Céide Fields, forty kilometres to the west, is one of the most remarkable prehistoric sites in the world — a 6,000-year-old Neolithic field system preserved almost perfectly under the blanket bog of north Mayo. The clifftop setting above the Atlantic is dramatic; the scale of the human effort to tame that landscape five millennia ago is difficult to comprehend. Enniscrone, Eddie Hackett's great dunes links, is eight miles north. Carne, his final masterpiece, is an hour west on the Mullet Peninsula.

Holes worth knowing

  • 18th (par-5, 517 yards) — the longest hole on the card and the one that most rewards a solid run of three clean shots. The backdrop of Nephin and the Ox Mountains frames the approach and makes this the most photographed hole on the course.
  • 26th (par-5, 485 yards) — the first of three par fives, playing through the older woodland section of the estate. The canopy of the Larch Woods lines the right side and the fairway narrows on the approach.

Highlights

  • Salmon Capital of Ireland — Ridge Pool is 500m away
  • Jack Charlton's honorary home club
  • Eddie Hackett 18-hole design (1995)
  • Base for Carne + Enniscrone links circuit
  • Biden ancestral town — Blewitt family from Ballina 1832

Good to know

  • Tiernan Brothers on the quay (themoy.com) is where you book Ridge Pool permits — morning sessions available to visitors. €30–€40 for a session in peak season; worth doing even if you've never fished before.
  • Crockets on the Quay is the best dinner in town: proper salmon, mussels, slow-roasted beef, and a wine list that punches above a Mayo riverside pub's weight.
  • Harrisors is the traditional pub for a pint after golf — 19th-century building, local clientele, consistently cited as the best Guinness in Ballina.
  • Céide Fields (40km west, ~50min) is a genuinely unmissable stop: 6,000-year-old Neolithic farm system under the bog, on a clifftop above the Atlantic. The visitor centre explains the archaeology well.
  • Plan for two days: Enniscrone (8 miles north) and Carne (60km west) together with Ballina make the best three-course north Mayo circuit. Ballina is the only parkland of the three and gives the legs a day off between dune battles.

Visitor Information

Getting There

45min drive

Common questions

What is Ballina Golf Club like?

Ballina is a parkland course on the banks of the River Moy — one of Ireland's great salmon rivers — in north Mayo. It's a relaxed, welcoming club and a natural base for anyone heading to Carne or Enniscrone. The riverside setting and the wide north Mayo light give it a character that's hard to pin down but easy to enjoy.
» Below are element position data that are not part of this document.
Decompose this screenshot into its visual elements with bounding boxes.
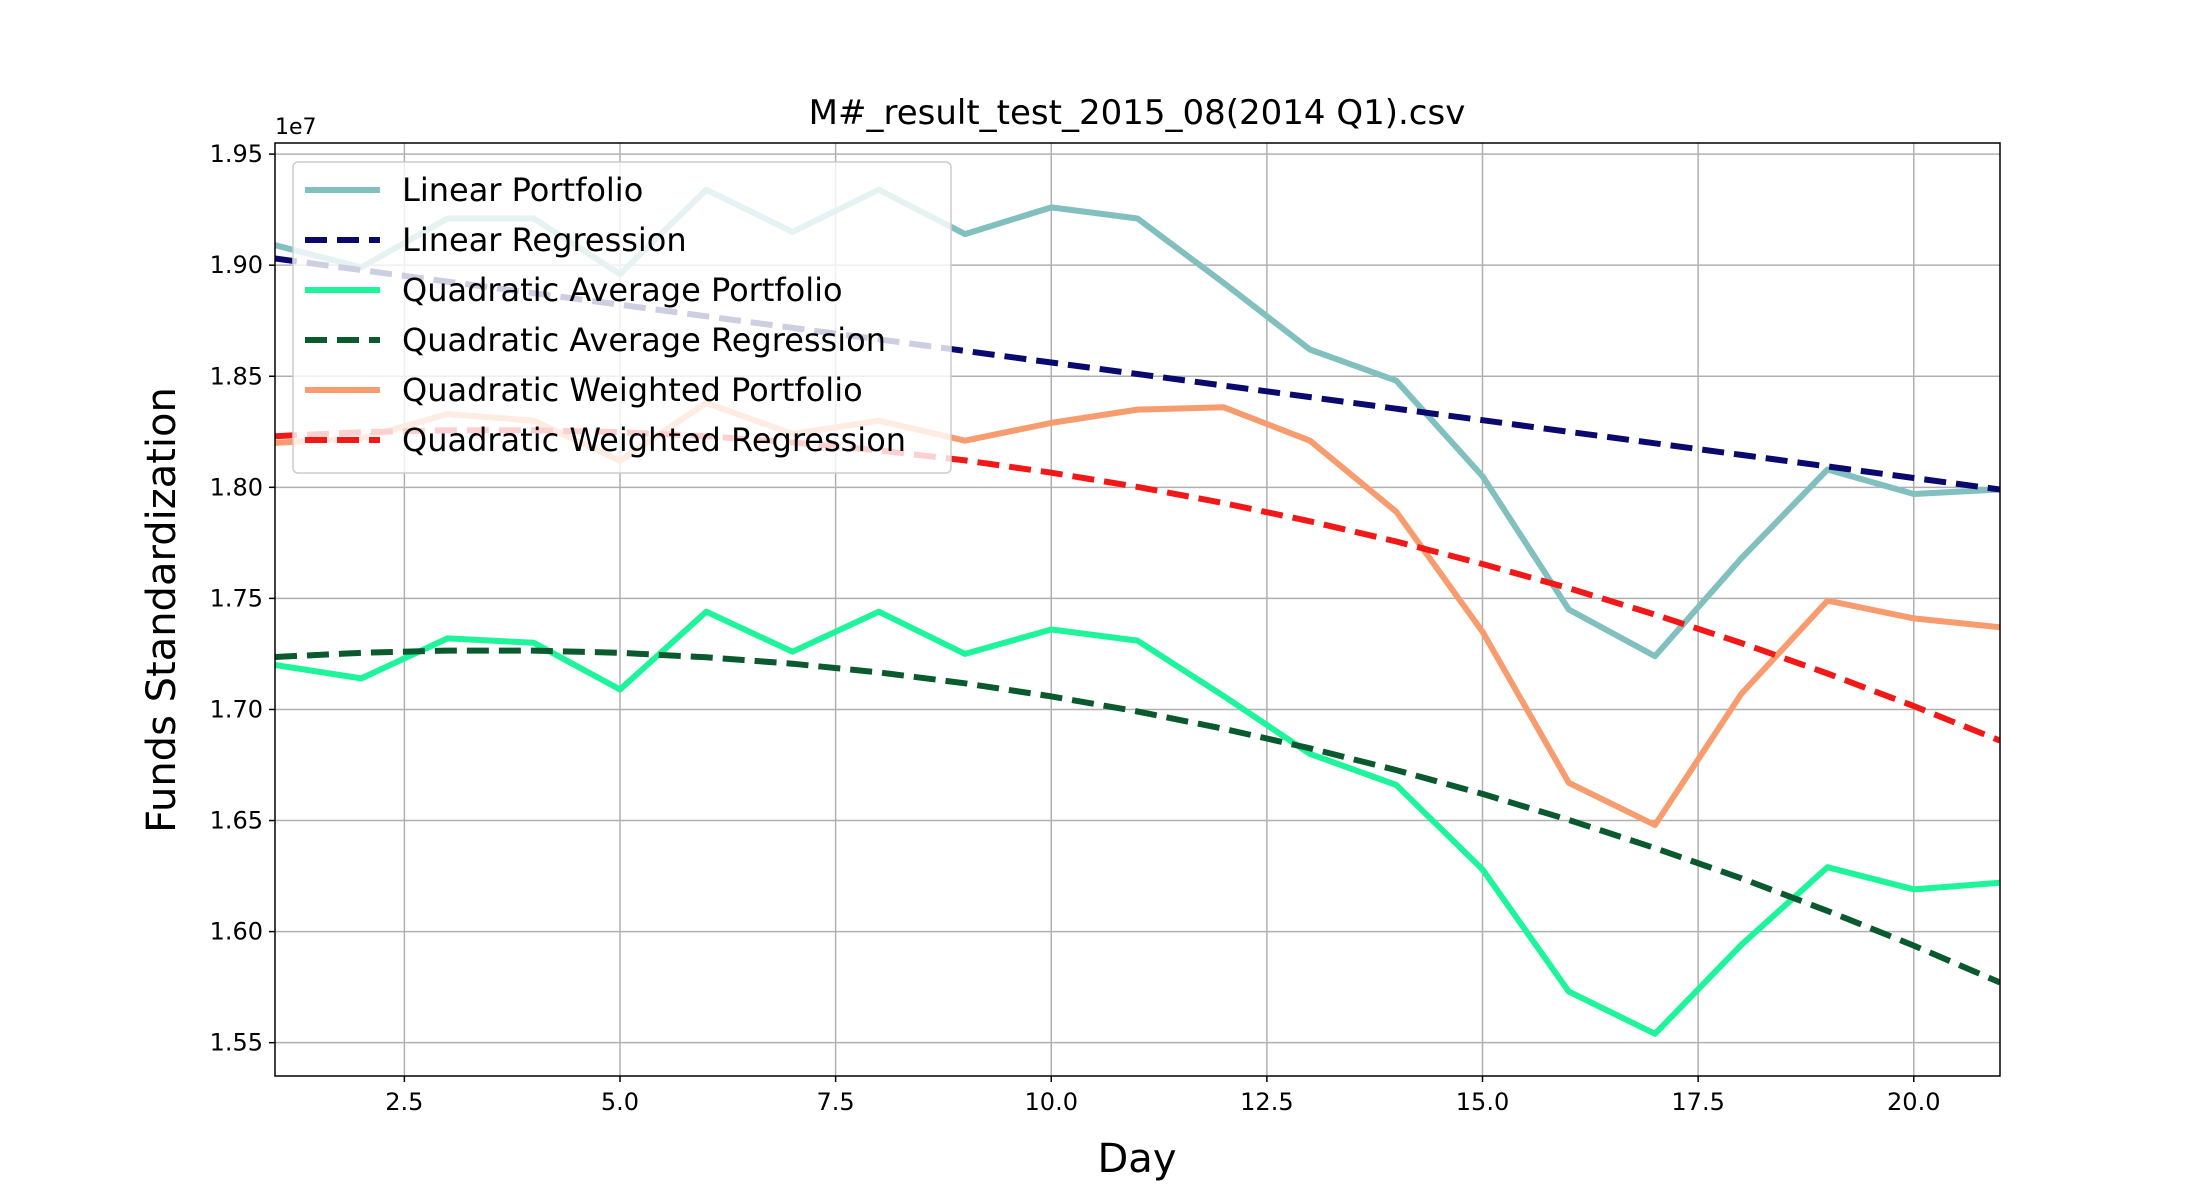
x-tick-label: 17.5 xyxy=(1671,1088,1724,1116)
legend-label: Linear Portfolio xyxy=(402,171,643,209)
y-tick-label: 1.60 xyxy=(210,918,263,946)
plot-frame xyxy=(274,142,2001,1077)
y-tick-label: 1.70 xyxy=(210,695,263,723)
legend-label: Quadratic Weighted Regression xyxy=(402,421,906,459)
y-tick-label: 1.55 xyxy=(210,1029,263,1057)
x-tick-label: 5.0 xyxy=(601,1088,639,1116)
y-axis-label: Funds Standardization xyxy=(139,387,185,833)
x-tick-label: 12.5 xyxy=(1240,1088,1293,1116)
y-tick-label: 1.90 xyxy=(210,251,263,279)
x-axis-ticks: 2.5 5.0 7.5 10.0 12.5 15.0 17.5 20.0 xyxy=(385,1076,1940,1116)
legend-label: Quadratic Weighted Portfolio xyxy=(402,371,863,409)
legend-label: Quadratic Average Regression xyxy=(402,321,886,359)
legend-label: Linear Regression xyxy=(402,221,687,259)
x-tick-label: 20.0 xyxy=(1887,1088,1940,1116)
y-tick-label: 1.80 xyxy=(210,473,263,501)
series-line-quadratic-average-regression xyxy=(275,647,2000,986)
y-offset-label: 1e7 xyxy=(275,115,317,140)
x-tick-label: 10.0 xyxy=(1025,1088,1078,1116)
series-line-quadratic-average-portfolio xyxy=(275,608,2000,1037)
x-tick-label: 7.5 xyxy=(817,1088,855,1116)
legend-box xyxy=(292,161,952,474)
y-tick-label: 1.95 xyxy=(210,140,263,168)
series-line-quadratic-weighted-regression xyxy=(275,427,2000,744)
x-tick-label: 2.5 xyxy=(385,1088,423,1116)
x-axis-label: Day xyxy=(1098,1136,1177,1182)
y-tick-label: 1.85 xyxy=(210,362,263,390)
legend-label: Quadratic Average Portfolio xyxy=(402,271,843,309)
y-axis-ticks: 1.55 1.60 1.65 1.70 1.75 1.80 1.85 1.90 1.95 xyxy=(210,140,275,1057)
y-tick-label: 1.65 xyxy=(210,807,263,835)
y-tick-label: 1.75 xyxy=(210,584,263,612)
x-tick-label: 15.0 xyxy=(1456,1088,1509,1116)
legend: Linear Portfolio Linear Regression Quadrat… xyxy=(292,161,952,474)
chart-title: M#_result_test_2015_08(2014 Q1).csv xyxy=(809,93,1466,133)
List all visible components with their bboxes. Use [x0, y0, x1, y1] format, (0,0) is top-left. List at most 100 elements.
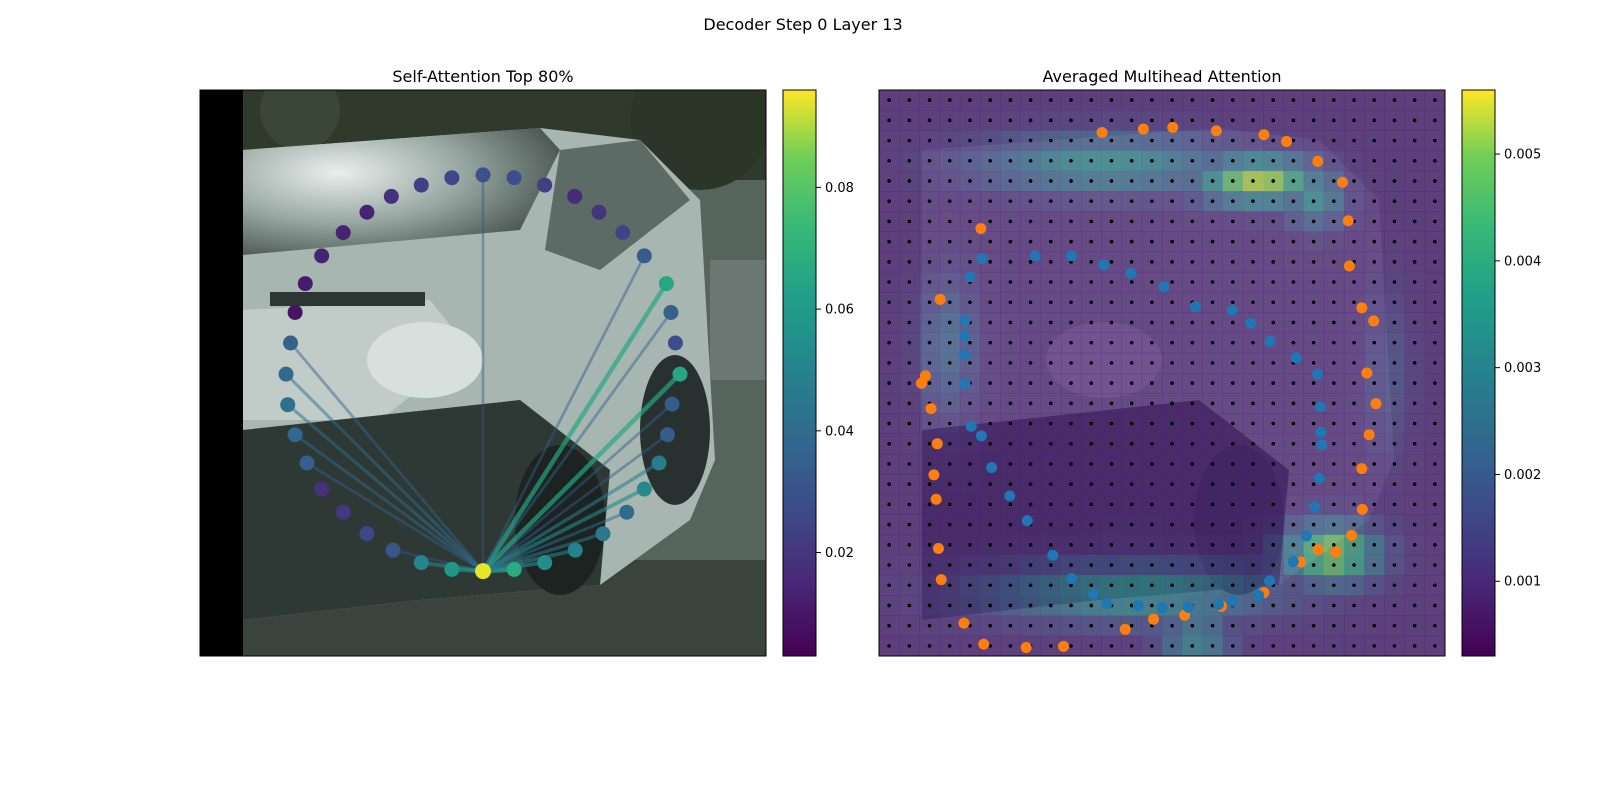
grid-dot	[927, 482, 932, 486]
grid-dot	[1230, 138, 1235, 143]
grid-dot	[1089, 199, 1094, 203]
left-colorbar	[782, 89, 817, 657]
grid-dot	[1150, 462, 1154, 466]
grid-dot	[927, 623, 932, 628]
grid-dot	[1028, 320, 1033, 325]
grid-dot	[1089, 583, 1094, 588]
grid-dot	[1129, 502, 1134, 507]
grid-dot	[1008, 158, 1013, 163]
grid-dot	[1392, 260, 1397, 264]
grid-dot	[1210, 644, 1215, 648]
blue-point	[1183, 601, 1195, 613]
grid-dot	[907, 340, 912, 345]
grid-dot	[1412, 239, 1417, 244]
grid-dot	[1332, 583, 1336, 588]
grid-dot	[1109, 320, 1114, 325]
grid-dot	[1271, 179, 1275, 183]
grid-dot	[1251, 300, 1255, 305]
grid-dot	[1392, 340, 1397, 345]
grid-dot	[1089, 603, 1094, 608]
grid-dot	[1049, 320, 1053, 325]
attention-point	[591, 204, 607, 220]
grid-dot	[1372, 502, 1377, 507]
grid-dot	[1251, 138, 1255, 143]
grid-dot	[927, 421, 932, 426]
grid-dot	[968, 603, 972, 608]
grid-dot	[1170, 179, 1174, 183]
grid-dot	[1251, 441, 1255, 446]
grid-dot	[1433, 583, 1437, 588]
grid-dot	[1271, 320, 1275, 325]
grid-dot	[1109, 522, 1114, 527]
grid-dot	[1311, 563, 1316, 567]
attention-line	[482, 461, 660, 573]
grid-dot	[1352, 361, 1356, 365]
grid-dot	[1109, 98, 1114, 102]
grid-dot	[1433, 260, 1437, 264]
grid-dot	[1089, 462, 1094, 466]
grid-dot	[1210, 219, 1215, 224]
grid-dot	[1433, 421, 1437, 426]
grid-dot	[887, 603, 891, 608]
grid-dot	[1271, 462, 1275, 466]
grid-dot	[1008, 482, 1013, 486]
grid-dot	[907, 199, 912, 203]
grid-dot	[1008, 563, 1013, 567]
orange-point	[930, 493, 942, 505]
grid-dot	[1332, 239, 1336, 244]
grid-dot	[1028, 239, 1033, 244]
grid-dot	[1069, 300, 1073, 305]
grid-dot	[988, 623, 992, 628]
grid-dot	[947, 98, 952, 102]
grid-dot	[907, 118, 912, 123]
grid-dot	[1433, 623, 1437, 628]
orange-point	[932, 542, 944, 554]
grid-dot	[1028, 158, 1033, 163]
grid-dot	[1291, 98, 1296, 102]
grid-dot	[1392, 98, 1397, 102]
orange-point	[915, 377, 927, 389]
grid-dot	[1271, 421, 1275, 426]
orange-point	[978, 638, 990, 650]
orange-point	[1337, 176, 1349, 188]
grid-dot	[1412, 138, 1417, 143]
grid-dot	[1089, 441, 1094, 446]
blue-point	[986, 462, 998, 474]
grid-dot	[1230, 421, 1235, 426]
grid-dot	[1230, 179, 1235, 183]
grid-dot	[1109, 219, 1114, 224]
grid-dot	[1069, 199, 1073, 203]
grid-dot	[1170, 583, 1174, 588]
grid-dot	[1392, 421, 1397, 426]
grid-dot	[1433, 563, 1437, 567]
grid-dot	[1089, 239, 1094, 244]
blue-point	[1315, 426, 1327, 438]
grid-dot	[1311, 320, 1316, 325]
grid-dot	[1210, 441, 1215, 446]
grid-dot	[1291, 522, 1296, 527]
grid-dot	[1352, 158, 1356, 163]
figure-title: Decoder Step 0 Layer 13	[703, 15, 902, 34]
grid-dot	[927, 219, 932, 224]
grid-dot	[968, 158, 972, 163]
grid-dot	[1129, 381, 1134, 385]
grid-dot	[1129, 199, 1134, 203]
grid-dot	[1170, 98, 1174, 102]
grid-dot	[968, 199, 972, 203]
grid-dot	[1150, 239, 1154, 244]
grid-dot	[1089, 179, 1094, 183]
grid-dot	[1352, 502, 1356, 507]
grid-dot	[1433, 199, 1437, 203]
grid-dot	[1392, 199, 1397, 203]
grid-dot	[927, 98, 932, 102]
grid-dot	[1271, 482, 1275, 486]
grid-dot	[1271, 543, 1275, 547]
grid-dot	[1311, 583, 1316, 588]
grid-dot	[1089, 260, 1094, 264]
grid-dot	[1049, 543, 1053, 547]
grid-dot	[1150, 340, 1154, 345]
grid-dot	[988, 543, 992, 547]
grid-dot	[1129, 361, 1134, 365]
grid-dot	[1190, 320, 1195, 325]
grid-dot	[927, 118, 932, 123]
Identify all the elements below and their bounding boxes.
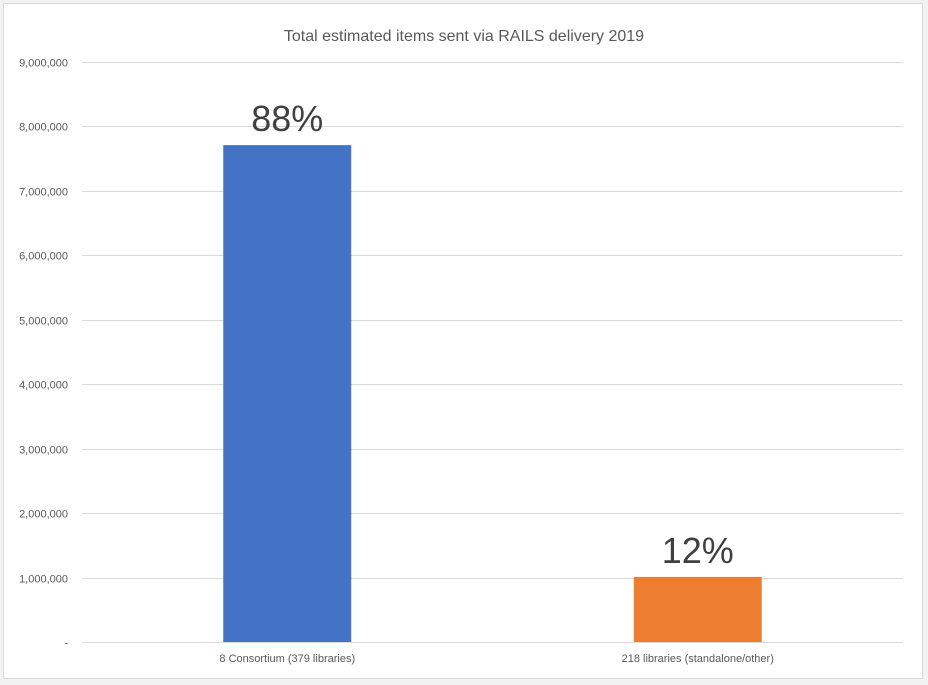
category-label: 218 libraries (standalone/other)	[622, 653, 774, 665]
y-tick-label: -	[64, 638, 68, 650]
bar	[223, 145, 352, 642]
y-tick-label: 4,000,000	[19, 380, 68, 392]
category-label: 8 Consortium (379 libraries)	[219, 653, 355, 665]
y-tick-label: 6,000,000	[19, 251, 68, 263]
chart-frame	[3, 3, 923, 679]
data-labels: 88% 12%	[251, 98, 734, 571]
y-tick-label: 1,000,000	[19, 574, 68, 586]
x-axis-category-labels: 8 Consortium (379 libraries) 218 librarie…	[219, 653, 773, 665]
y-tick-label: 8,000,000	[19, 122, 68, 134]
y-tick-label: 5,000,000	[19, 316, 68, 328]
y-tick-label: 7,000,000	[19, 187, 68, 199]
gridlines	[82, 62, 903, 643]
chart-title: Total estimated items sent via RAILS del…	[284, 28, 644, 45]
bar	[633, 576, 762, 642]
y-tick-label: 2,000,000	[19, 509, 68, 521]
y-tick-label: 9,000,000	[19, 58, 68, 70]
data-label: 12%	[662, 530, 734, 571]
data-label: 88%	[251, 98, 323, 139]
y-tick-label: 3,000,000	[19, 445, 68, 457]
bars	[223, 145, 762, 642]
y-axis-tick-labels: - 1,000,000 2,000,000 3,000,000 4,000,000 5,0…	[19, 58, 68, 650]
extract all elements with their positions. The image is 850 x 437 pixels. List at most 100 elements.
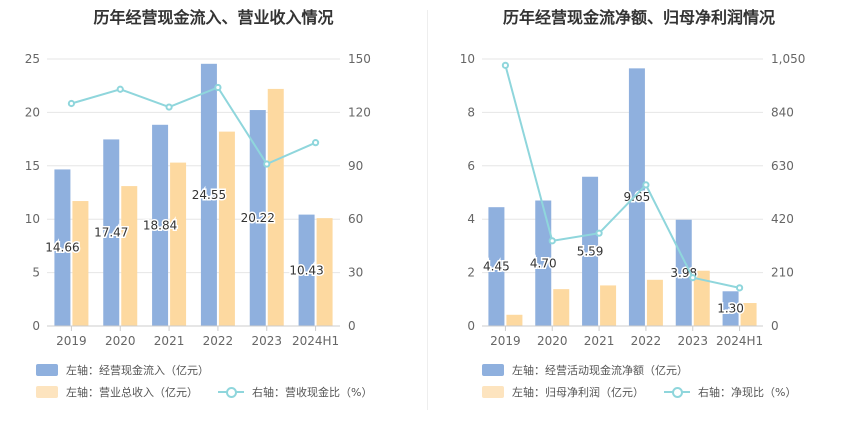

Is Ballina useful as a base for north Mayo golf?

Yes — Ballina town sits at the natural junction for north Mayo golf: Carne is an hour west, Enniscrone forty-five minutes south, Westport an hour south. It's a more comfortable base than remote Belmullet. In the evening, Quay West on the riverbank does good food with views over the Moy, and Dillon's has a famous courtyard terrace that fills up on summer evenings.

How do I book Ballina Golf Club?

Tee times are available online through GolfNow. No need to book far ahead — availability is good most of the year.

Is the River Moy fishing worth combining with golf?

The Moy is one of the most productive salmon rivers in Europe — Ballina is the salmon capital of Ireland. The Ridge Pool in the town centre is one of the most famous salmon pools in the country. Fishing permits for the Moy are available through the local fishery offices. It is a natural combination with a golf trip to north Mayo for those who fish.